Following a recent meeting with all mayors, the Government announced that the Ministry of Local Government would give money to each council to help drive their clean-up effort.
Wynter McIntosh, mayor of Lucea, a town which recently came under much criticism for its unsightly state, said the clean-up effort in the town started on Saturday and was progressing well.
"We had a clean-up day in Lucea on Saturday in conjunction with the National Solid Waste Management Authority and other agencies and it was a success," McIntosh said. "This was just the first phase of the effort because we are acting on the instructions of the health department, which has identified 28 possible high-risk areas in the parish, so our emphasis will be on those areas."

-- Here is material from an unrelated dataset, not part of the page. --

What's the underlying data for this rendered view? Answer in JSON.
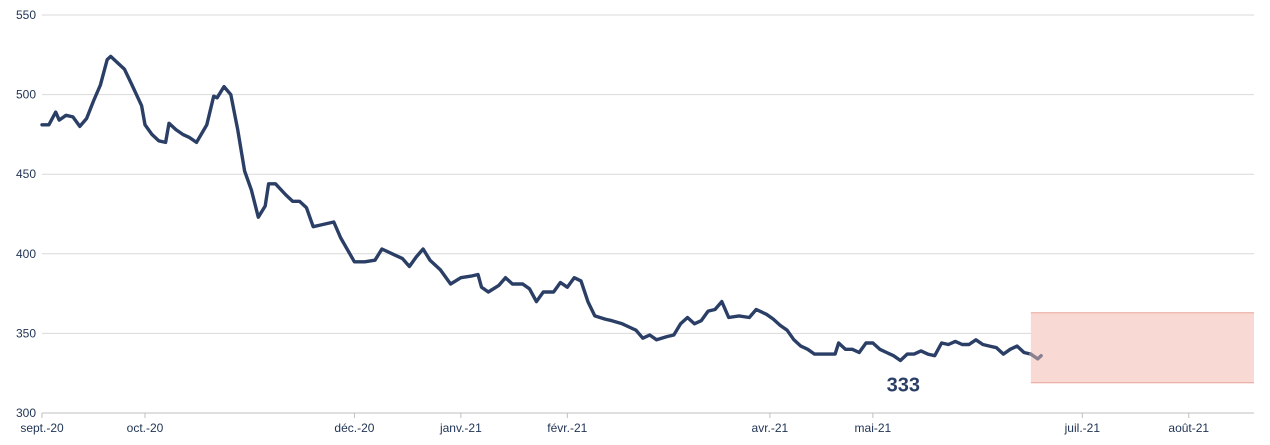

McIntosh said while the second phase of the programme is slated to get under way in two weeks, the drains in the town and areas such as Malcolm Heights, Johnson Town and Prosper have been cleaned. He further noted that some schools and churches should begin their clean-up activities tomorrow.
"We have identified workmen who will continue to clean and maintain the drains, so we don't have a recurrence of what prevailed here before," McIntosh said.
Mayor of Falmouth Garth Wilkinson said the Trelawny Parish Council has created a work programme for the parish, driven by the identification of 20 key areas by the health department.
"The health department has done a biographic index for the parish and we have used that to inform our way forward," said Wilkinson. "We have ensured that all drains in the town of Falmouth are clean. In addition, fogging and spraying to kill the adult mosquitoes and treating sites with larvae are also integral.
"Each of the nine councillors has been given $200,000 to spearhead clean-up efforts in their divisions," Wilkinson added.
In Montego Bay, Mayor Glendon Harris said the parish's programme began on Tuesday in Greens, a community adjacent to Norwood. He said they started in Greens based on instructions from the St James Health Department.
In Westmoreland, Mayor of Savanna-la-Mar Bertel Moore said while they have not officially started their clean-up campaign, a meeting involving major stakeholders in the parish was to take place yesterday to finalise plans for the clean-up.